Other books include: Enduring Innocence: Global Architecture and its Political Masquerades (MIT, 2005) which researched familiar spatial products in difficult or hyperbolic political situations around the world. Organization Space: Landscapes, Highways and Houses in America (MIT, 1999) which applied network theory to a discussion of American infrastructure, and Subtraction (Sternberg, 2014), which considers building removal or how to put the development machine into reverse.
Easterling is a 2019 United States Artist Fellow in Architecture and Design. She was also the recipient of the 2019 Blueprint Award for Critical Thinking. Her MANY project, projected global commons for facilitating migration through an exchange of needs, was exhibited at the 2018 Venice Architecture Biennale. Her research and writing on the floor comprised one of the elements in Rem Koolhaas's Elements exhibition for the 2014 Venice Biennale.
Easterling is also the co-author (with Richard Prelinger) of Call it Home: The House that Private Enterprise Built, a laserdisc/DVD history of US suburbia from 1934–1960. She has published web installations including: Extrastatecraft, Wildcards: a Game of Orgman and Highline: Plotting NYC. Easterling has exhibited at Henry Art Gallery, the Istanbul Design Biennale, Storefront for Art and Architecture, the Rotterdam Biennale, the Queens Museum and the Architectural League. Easterling has lectured and published widely in the United States and abroad. The journals to which she has contributed include Domus, Artforum, Grey Room, Cabinet, Volume, Assemblage, e-flux, Log, Praxis, Harvard Design Magazine, Perspecta, and ANY.
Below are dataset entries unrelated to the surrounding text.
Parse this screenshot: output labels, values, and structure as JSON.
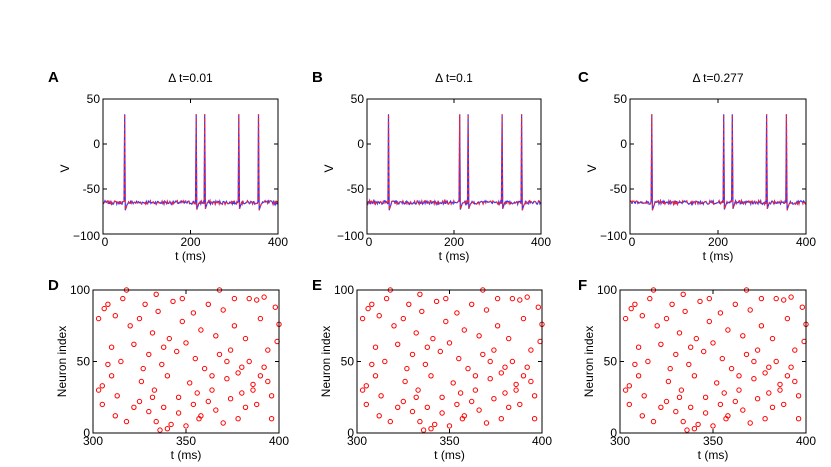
{
  "figure": {
    "panel_labels": [
      "A",
      "B",
      "C",
      "D",
      "E",
      "F"
    ]
  },
  "chart_data": [
    {
      "id": "A",
      "type": "line",
      "title": "Δ t=0.01",
      "xlabel": "t (ms)",
      "ylabel": "V",
      "xlim": [
        0,
        400
      ],
      "ylim": [
        -100,
        50
      ],
      "xticks": [
        "0",
        "200",
        "400"
      ],
      "yticks": [
        "50",
        "0",
        "-50",
        "−100"
      ],
      "legend": "none",
      "series": [
        {
          "name": "blue trace",
          "color": "#3333ff",
          "style": "solid",
          "spike_times": [
            50,
            213,
            232,
            310,
            356
          ]
        },
        {
          "name": "red trace",
          "color": "#ff2222",
          "style": "dashed",
          "spike_times": [
            50,
            213,
            232,
            310,
            356
          ]
        }
      ],
      "baseline": -65,
      "spike_peak": 33
    },
    {
      "id": "B",
      "type": "line",
      "title": "Δ t=0.1",
      "xlabel": "t (ms)",
      "ylabel": "V",
      "xlim": [
        0,
        400
      ],
      "ylim": [
        -100,
        50
      ],
      "xticks": [
        "0",
        "200",
        "400"
      ],
      "yticks": [
        "50",
        "0",
        "-50",
        "−100"
      ],
      "legend": "none",
      "series": [
        {
          "name": "blue trace",
          "color": "#3333ff",
          "style": "solid",
          "spike_times": [
            50,
            213,
            232,
            310,
            356
          ]
        },
        {
          "name": "red trace",
          "color": "#ff2222",
          "style": "dashed",
          "spike_times": [
            50,
            213,
            232,
            310,
            356
          ]
        }
      ],
      "baseline": -65,
      "spike_peak": 33
    },
    {
      "id": "C",
      "type": "line",
      "title": "Δ t=0.277",
      "xlabel": "t (ms)",
      "ylabel": "V",
      "xlim": [
        0,
        400
      ],
      "ylim": [
        -100,
        50
      ],
      "xticks": [
        "0",
        "200",
        "400"
      ],
      "yticks": [
        "50",
        "0",
        "-50",
        "−100"
      ],
      "legend": "none",
      "series": [
        {
          "name": "blue trace",
          "color": "#3333ff",
          "style": "solid",
          "spike_times": [
            50,
            213,
            232,
            310,
            356
          ]
        },
        {
          "name": "red trace",
          "color": "#ff2222",
          "style": "dashed",
          "spike_times": [
            50,
            213,
            232,
            310,
            356
          ]
        }
      ],
      "baseline": -65,
      "spike_peak": 33
    },
    {
      "id": "D",
      "type": "scatter",
      "xlabel": "t (ms)",
      "ylabel": "Neuron index",
      "xlim": [
        300,
        400
      ],
      "ylim": [
        0,
        100
      ],
      "xticks": [
        "300",
        "350",
        "400"
      ],
      "yticks": [
        "100",
        "50",
        "0"
      ],
      "marker": "open circle",
      "color": "#ff0000",
      "points": [
        [
          303,
          80
        ],
        [
          306,
          87
        ],
        [
          308,
          90
        ],
        [
          310,
          60
        ],
        [
          312,
          82
        ],
        [
          303,
          30
        ],
        [
          305,
          33
        ],
        [
          308,
          48
        ],
        [
          312,
          12
        ],
        [
          305,
          20
        ],
        [
          315,
          50
        ],
        [
          318,
          100
        ],
        [
          320,
          75
        ],
        [
          322,
          62
        ],
        [
          325,
          80
        ],
        [
          327,
          45
        ],
        [
          328,
          90
        ],
        [
          330,
          55
        ],
        [
          332,
          70
        ],
        [
          333,
          30
        ],
        [
          335,
          85
        ],
        [
          337,
          48
        ],
        [
          338,
          60
        ],
        [
          340,
          40
        ],
        [
          341,
          66
        ],
        [
          343,
          92
        ],
        [
          345,
          57
        ],
        [
          346,
          25
        ],
        [
          348,
          78
        ],
        [
          350,
          63
        ],
        [
          352,
          35
        ],
        [
          354,
          84
        ],
        [
          355,
          52
        ],
        [
          357,
          10
        ],
        [
          358,
          72
        ],
        [
          360,
          45
        ],
        [
          362,
          90
        ],
        [
          364,
          30
        ],
        [
          366,
          68
        ],
        [
          368,
          55
        ],
        [
          370,
          86
        ],
        [
          372,
          38
        ],
        [
          374,
          58
        ],
        [
          376,
          75
        ],
        [
          378,
          42
        ],
        [
          380,
          28
        ],
        [
          382,
          66
        ],
        [
          384,
          50
        ],
        [
          386,
          34
        ],
        [
          388,
          93
        ],
        [
          390,
          80
        ],
        [
          392,
          95
        ],
        [
          394,
          58
        ],
        [
          396,
          26
        ],
        [
          398,
          88
        ],
        [
          400,
          76
        ],
        [
          325,
          22
        ],
        [
          330,
          15
        ],
        [
          334,
          8
        ],
        [
          338,
          18
        ],
        [
          342,
          6
        ],
        [
          346,
          14
        ],
        [
          350,
          5
        ],
        [
          354,
          20
        ],
        [
          358,
          12
        ],
        [
          362,
          22
        ],
        [
          366,
          16
        ],
        [
          370,
          7
        ],
        [
          374,
          24
        ],
        [
          378,
          10
        ],
        [
          382,
          18
        ],
        [
          386,
          30
        ],
        [
          390,
          40
        ],
        [
          394,
          36
        ],
        [
          310,
          40
        ],
        [
          313,
          26
        ],
        [
          318,
          8
        ],
        [
          322,
          18
        ],
        [
          326,
          36
        ],
        [
          332,
          25
        ],
        [
          336,
          2
        ],
        [
          340,
          3
        ],
        [
          356,
          28
        ],
        [
          364,
          40
        ],
        [
          372,
          50
        ],
        [
          380,
          46
        ],
        [
          388,
          20
        ],
        [
          392,
          46
        ],
        [
          396,
          10
        ],
        [
          399,
          64
        ],
        [
          316,
          94
        ],
        [
          334,
          97
        ],
        [
          348,
          94
        ],
        [
          368,
          100
        ],
        [
          376,
          94
        ],
        [
          384,
          94
        ]
      ]
    },
    {
      "id": "E",
      "type": "scatter",
      "xlabel": "t (ms)",
      "ylabel": "Neuron index",
      "xlim": [
        300,
        400
      ],
      "ylim": [
        0,
        100
      ],
      "xticks": [
        "300",
        "350",
        "400"
      ],
      "yticks": [
        "100",
        "50",
        "0"
      ],
      "marker": "open circle",
      "color": "#ff0000",
      "points": [
        [
          303,
          80
        ],
        [
          306,
          87
        ],
        [
          308,
          90
        ],
        [
          310,
          60
        ],
        [
          312,
          82
        ],
        [
          303,
          30
        ],
        [
          305,
          33
        ],
        [
          308,
          48
        ],
        [
          312,
          12
        ],
        [
          305,
          20
        ],
        [
          315,
          50
        ],
        [
          318,
          100
        ],
        [
          320,
          75
        ],
        [
          322,
          62
        ],
        [
          325,
          80
        ],
        [
          327,
          45
        ],
        [
          328,
          90
        ],
        [
          330,
          55
        ],
        [
          332,
          70
        ],
        [
          333,
          30
        ],
        [
          335,
          85
        ],
        [
          337,
          48
        ],
        [
          338,
          60
        ],
        [
          340,
          40
        ],
        [
          341,
          66
        ],
        [
          343,
          92
        ],
        [
          345,
          57
        ],
        [
          346,
          25
        ],
        [
          348,
          78
        ],
        [
          350,
          63
        ],
        [
          352,
          35
        ],
        [
          354,
          84
        ],
        [
          355,
          52
        ],
        [
          357,
          10
        ],
        [
          358,
          72
        ],
        [
          360,
          45
        ],
        [
          362,
          90
        ],
        [
          364,
          30
        ],
        [
          366,
          68
        ],
        [
          368,
          55
        ],
        [
          370,
          86
        ],
        [
          372,
          38
        ],
        [
          374,
          58
        ],
        [
          376,
          75
        ],
        [
          378,
          42
        ],
        [
          380,
          28
        ],
        [
          382,
          66
        ],
        [
          384,
          50
        ],
        [
          386,
          34
        ],
        [
          388,
          93
        ],
        [
          390,
          80
        ],
        [
          392,
          95
        ],
        [
          394,
          58
        ],
        [
          396,
          26
        ],
        [
          398,
          88
        ],
        [
          400,
          76
        ],
        [
          325,
          22
        ],
        [
          330,
          15
        ],
        [
          334,
          8
        ],
        [
          338,
          18
        ],
        [
          342,
          6
        ],
        [
          346,
          14
        ],
        [
          350,
          5
        ],
        [
          354,
          20
        ],
        [
          358,
          12
        ],
        [
          362,
          22
        ],
        [
          366,
          16
        ],
        [
          370,
          7
        ],
        [
          374,
          24
        ],
        [
          378,
          10
        ],
        [
          382,
          18
        ],
        [
          386,
          30
        ],
        [
          390,
          40
        ],
        [
          394,
          36
        ],
        [
          310,
          40
        ],
        [
          313,
          26
        ],
        [
          318,
          8
        ],
        [
          322,
          18
        ],
        [
          326,
          36
        ],
        [
          332,
          25
        ],
        [
          336,
          2
        ],
        [
          340,
          3
        ],
        [
          356,
          28
        ],
        [
          364,
          40
        ],
        [
          372,
          50
        ],
        [
          380,
          46
        ],
        [
          388,
          20
        ],
        [
          392,
          46
        ],
        [
          396,
          10
        ],
        [
          399,
          64
        ],
        [
          316,
          94
        ],
        [
          334,
          97
        ],
        [
          348,
          94
        ],
        [
          368,
          100
        ],
        [
          376,
          94
        ],
        [
          384,
          94
        ]
      ]
    },
    {
      "id": "F",
      "type": "scatter",
      "xlabel": "t (ms)",
      "ylabel": "Neuron index",
      "xlim": [
        300,
        400
      ],
      "ylim": [
        0,
        100
      ],
      "xticks": [
        "300",
        "350",
        "400"
      ],
      "yticks": [
        "100",
        "50",
        "0"
      ],
      "marker": "open circle",
      "color": "#ff0000",
      "points": [
        [
          303,
          80
        ],
        [
          306,
          87
        ],
        [
          308,
          90
        ],
        [
          310,
          60
        ],
        [
          312,
          82
        ],
        [
          303,
          30
        ],
        [
          305,
          33
        ],
        [
          308,
          48
        ],
        [
          312,
          12
        ],
        [
          305,
          20
        ],
        [
          315,
          50
        ],
        [
          318,
          100
        ],
        [
          320,
          75
        ],
        [
          322,
          62
        ],
        [
          325,
          80
        ],
        [
          327,
          45
        ],
        [
          328,
          90
        ],
        [
          330,
          55
        ],
        [
          332,
          70
        ],
        [
          333,
          30
        ],
        [
          335,
          85
        ],
        [
          337,
          48
        ],
        [
          338,
          60
        ],
        [
          340,
          40
        ],
        [
          341,
          66
        ],
        [
          343,
          92
        ],
        [
          345,
          57
        ],
        [
          346,
          25
        ],
        [
          348,
          78
        ],
        [
          350,
          63
        ],
        [
          352,
          35
        ],
        [
          354,
          84
        ],
        [
          355,
          52
        ],
        [
          357,
          10
        ],
        [
          358,
          72
        ],
        [
          360,
          45
        ],
        [
          362,
          90
        ],
        [
          364,
          30
        ],
        [
          366,
          68
        ],
        [
          368,
          55
        ],
        [
          370,
          86
        ],
        [
          372,
          38
        ],
        [
          374,
          58
        ],
        [
          376,
          75
        ],
        [
          378,
          42
        ],
        [
          380,
          28
        ],
        [
          382,
          66
        ],
        [
          384,
          50
        ],
        [
          386,
          34
        ],
        [
          388,
          93
        ],
        [
          390,
          80
        ],
        [
          392,
          95
        ],
        [
          394,
          58
        ],
        [
          396,
          26
        ],
        [
          398,
          88
        ],
        [
          400,
          76
        ],
        [
          325,
          22
        ],
        [
          330,
          15
        ],
        [
          334,
          8
        ],
        [
          338,
          18
        ],
        [
          342,
          6
        ],
        [
          346,
          14
        ],
        [
          350,
          5
        ],
        [
          354,
          20
        ],
        [
          358,
          12
        ],
        [
          362,
          22
        ],
        [
          366,
          16
        ],
        [
          370,
          7
        ],
        [
          374,
          24
        ],
        [
          378,
          10
        ],
        [
          382,
          18
        ],
        [
          386,
          30
        ],
        [
          390,
          40
        ],
        [
          394,
          36
        ],
        [
          310,
          40
        ],
        [
          313,
          26
        ],
        [
          318,
          8
        ],
        [
          322,
          18
        ],
        [
          326,
          36
        ],
        [
          332,
          25
        ],
        [
          336,
          2
        ],
        [
          340,
          3
        ],
        [
          356,
          28
        ],
        [
          364,
          40
        ],
        [
          372,
          50
        ],
        [
          380,
          46
        ],
        [
          388,
          20
        ],
        [
          392,
          46
        ],
        [
          396,
          10
        ],
        [
          399,
          64
        ],
        [
          316,
          94
        ],
        [
          334,
          97
        ],
        [
          348,
          94
        ],
        [
          368,
          100
        ],
        [
          376,
          94
        ],
        [
          384,
          94
        ]
      ]
    }
  ]
}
Short Bio: Keller Easterling is a designer, writer and the Enid Storm Dwyer Professor of Architecture at Yale. Her books include, Medium Design (Verso 2021), Extrastatecraft: The Power of Infrastructure Space (Verso, 2014), Subtraction (Sternberg, 2014), Enduring Innocence: Global Architecture and its Political Masquerades (MIT, 2005) and Organization Space: Landscapes, Highways and Houses in America (MIT, 1999). Easterling is also the co-author (with Richard Prelinger) of Call it Home, a laserdisc/DVD history of US suburbia from 1934-1960.Easterling lectures and exhibits internationally. Her research and writing was included in the 2014 and 2018 Venice Biennales. Easterling is a 2019 United States Artist in Architecture and Design.